Défenseurs : Marcel Sembat et Ernest Lafont. J’ai déjà eu l’occasion de conter ailleurs comment le « bon Sembat » accepta, quoique non inscrit au barreau, de venir plaider ma cause, en veston, et comment, victime de son inspiration, il attribua Polyeucte à Racine.

Les témoins étaient nombreux et imposants. On avait appelé Maurice Allard, Vaillant, Urbain Gobier, Francis Jourdain, Lucien Descaves, Grandjouan, Octave Mirbeau, Séverine, Anatole France, Georges Lhermitte, pour n’en citer que quelques-uns. Tous ne purent venir, mais ils écrivirent et on lut leurs lettres aux jurés.

Je dis : on lut leurs lettres. Seulement… tenez, je vais vous dévoiler une petite supercherie dont nous nous rendîmes coupables.

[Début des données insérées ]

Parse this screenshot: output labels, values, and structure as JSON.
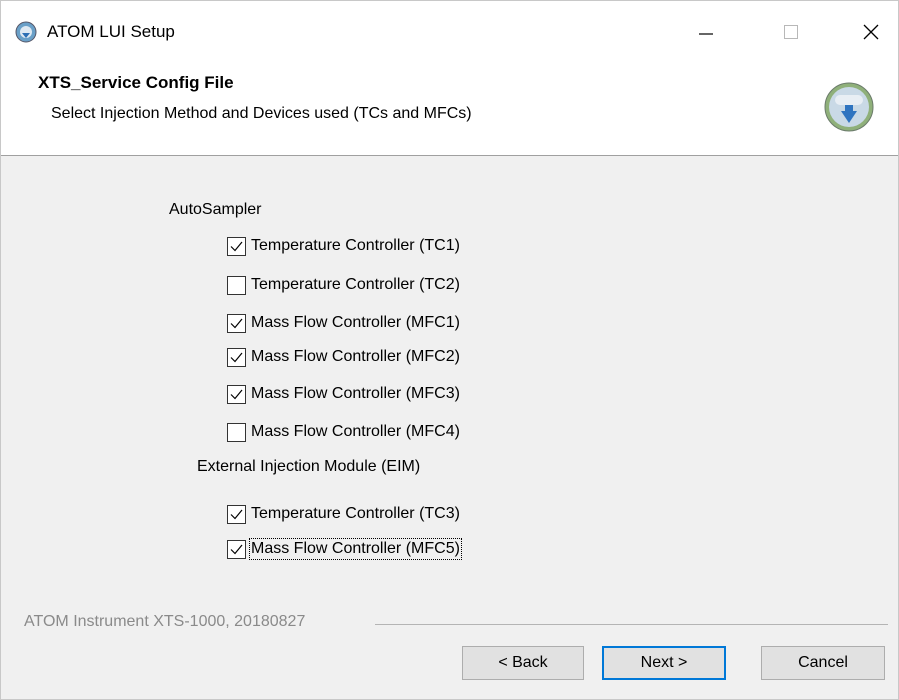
{
  "window": {
    "title": "ATOM LUI Setup",
    "controls": {
      "minimize_icon": "minimize-icon",
      "maximize_icon": "maximize-icon",
      "close_icon": "close-icon"
    }
  },
  "header": {
    "title": "XTS_Service Config File",
    "subtitle": "Select Injection Method and Devices used (TCs and MFCs)"
  },
  "groups": [
    {
      "label": "AutoSampler",
      "items": [
        {
          "label": "Temperature Controller (TC1)",
          "checked": true
        },
        {
          "label": "Temperature Controller (TC2)",
          "checked": false
        },
        {
          "label": "Mass Flow Controller (MFC1)",
          "checked": true
        },
        {
          "label": "Mass Flow Controller (MFC2)",
          "checked": true
        },
        {
          "label": "Mass Flow Controller (MFC3)",
          "checked": true
        },
        {
          "label": "Mass Flow Controller (MFC4)",
          "checked": false
        }
      ]
    },
    {
      "label": "External Injection Module (EIM)",
      "items": [
        {
          "label": "Temperature Controller (TC3)",
          "checked": true
        },
        {
          "label": "Mass Flow Controller (MFC5)",
          "checked": true
        }
      ]
    }
  ],
  "footer": {
    "brand_text": "ATOM Instrument XTS-1000, 20180827",
    "back_label": "< Back",
    "next_label": "Next >",
    "cancel_label": "Cancel"
  },
  "colors": {
    "accent": "#0078d7",
    "dialog_bg": "#f0f0f0",
    "footer_text": "#8a8a8a"
  }
}
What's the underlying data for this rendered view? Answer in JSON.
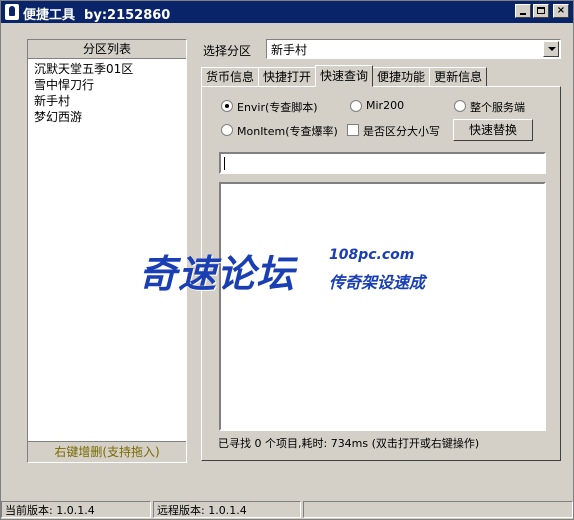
{
  "window": {
    "title": "便捷工具  by:2152860",
    "minimize": "",
    "maximize": "",
    "close": "×"
  },
  "zone_list": {
    "header": "分区列表",
    "items": [
      "沉默天堂五季01区",
      "雪中悍刀行",
      "新手村",
      "梦幻西游"
    ],
    "footer": "右键增删(支持拖入)"
  },
  "zone_select": {
    "label": "选择分区",
    "value": "新手村"
  },
  "tabs": [
    "货币信息",
    "快捷打开",
    "快速查询",
    "便捷功能",
    "更新信息"
  ],
  "active_tab": 2,
  "query": {
    "options": {
      "envir": "Envir(专查脚本)",
      "mir200": "Mir200",
      "all_server": "整个服务端",
      "monitem": "MonItem(专查爆率)",
      "case_sensitive": "是否区分大小写"
    },
    "replace_button": "快速替换",
    "search_value": "",
    "status": "已寻找 0 个项目,耗时: 734ms (双击打开或右键操作)"
  },
  "watermark": {
    "main": "奇速论坛",
    "site": "108pc.com",
    "sub": "传奇架设速成"
  },
  "statusbar": {
    "local_version": "当前版本: 1.0.1.4",
    "remote_version": "远程版本: 1.0.1.4"
  },
  "colors": {
    "titlebar": "#0a246a",
    "watermark": "#1a3fb5",
    "footer_text": "#7a6a00"
  }
}
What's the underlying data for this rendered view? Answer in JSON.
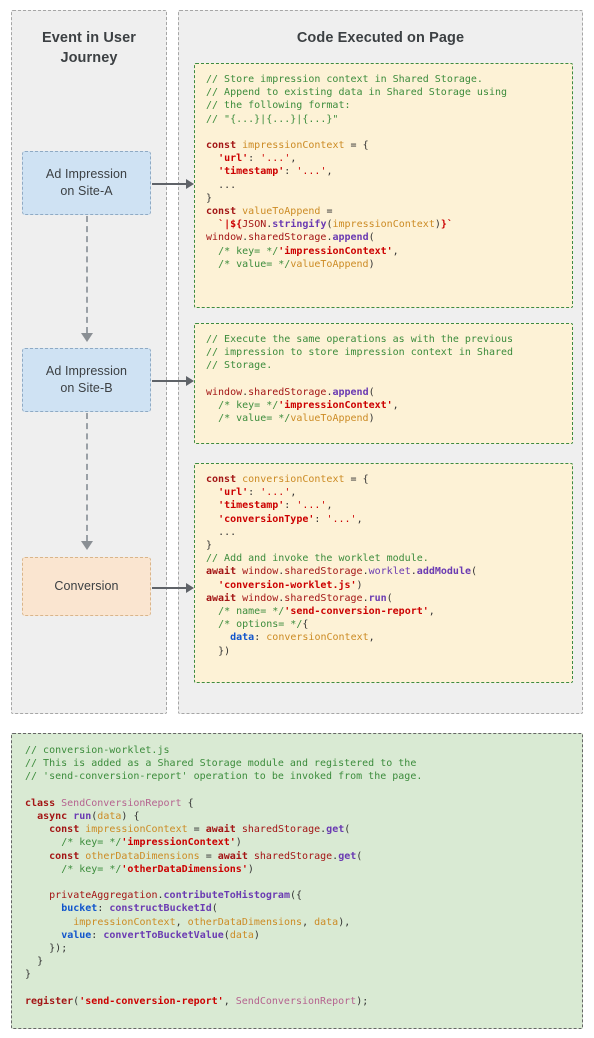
{
  "diagram": {
    "left_panel": {
      "title": "Event in User Journey"
    },
    "right_panel": {
      "title": "Code Executed on Page"
    },
    "flow_boxes": [
      {
        "id": "ad-impression-site-a",
        "label": "Ad Impression on Site-A",
        "line1": "Ad Impression",
        "line2": "on Site-A",
        "color": "#cfe2f3"
      },
      {
        "id": "ad-impression-site-b",
        "label": "Ad Impression on Site-B",
        "line1": "Ad Impression",
        "line2": "on Site-B",
        "color": "#cfe2f3"
      },
      {
        "id": "conversion",
        "label": "Conversion",
        "line1": "Conversion",
        "line2": "",
        "color": "#fae5d0"
      }
    ],
    "code_blocks": [
      {
        "id": "code-site-a",
        "background": "#fdf2d6",
        "border": "#3d8b40",
        "lines": [
          "// Store impression context in Shared Storage.",
          "// Append to existing data in Shared Storage using",
          "// the following format:",
          "// \"{...}|{...}|{...}\"",
          "",
          "const impressionContext = {",
          "  'url': '...',",
          "  'timestamp': '...',",
          "  ...",
          "}",
          "const valueToAppend =",
          "  `|${JSON.stringify(impressionContext)}`",
          "window.sharedStorage.append(",
          "  /* key= */'impressionContext',",
          "  /* value= */valueToAppend)"
        ]
      },
      {
        "id": "code-site-b",
        "background": "#fdf2d6",
        "border": "#3d8b40",
        "lines": [
          "// Execute the same operations as with the previous",
          "// impression to store impression context in Shared",
          "// Storage.",
          "",
          "window.sharedStorage.append(",
          "  /* key= */'impressionContext',",
          "  /* value= */valueToAppend)"
        ]
      },
      {
        "id": "code-conversion",
        "background": "#fdf2d6",
        "border": "#3d8b40",
        "lines": [
          "const conversionContext = {",
          "  'url': '...',",
          "  'timestamp': '...',",
          "  'conversionType': '...',",
          "  ...",
          "}",
          "// Add and invoke the worklet module.",
          "await window.sharedStorage.worklet.addModule(",
          "  'conversion-worklet.js')",
          "await window.sharedStorage.run(",
          "  /* name= */'send-conversion-report',",
          "  /* options= */{",
          "    data: conversionContext,",
          "  })"
        ]
      },
      {
        "id": "code-worklet",
        "background": "#d9ead3",
        "border": "#666666",
        "lines": [
          "// conversion-worklet.js",
          "// This is added as a Shared Storage module and registered to the",
          "// 'send-conversion-report' operation to be invoked from the page.",
          "",
          "class SendConversionReport {",
          "  async run(data) {",
          "    const impressionContext = await sharedStorage.get(",
          "      /* key= */'impressionContext')",
          "    const otherDataDimensions = await sharedStorage.get(",
          "      /* key= */'otherDataDimensions')",
          "",
          "    privateAggregation.contributeToHistogram({",
          "      bucket: constructBucketId(",
          "        impressionContext, otherDataDimensions, data),",
          "      value: convertToBucketValue(data)",
          "    });",
          "  }",
          "}",
          "",
          "register('send-conversion-report', SendConversionReport);"
        ]
      }
    ]
  }
}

Nous nous étions réunis dans un restaurant du Châtelet, un peu avant l’audience, Sembat, Lafont, Delannoy, Henri Fabre, qui administrait le journal, et moi-même, pour nous mettre d’accord sur la meilleure façon de conduire le procès. Sembat était inquiet. Il redoutait le maximum. J’étais encore plus inquiet. Je craignais que, dans le désir de m’éviter une condamnation, Sembat ne se montrât pas assez vigoureux et accusateur.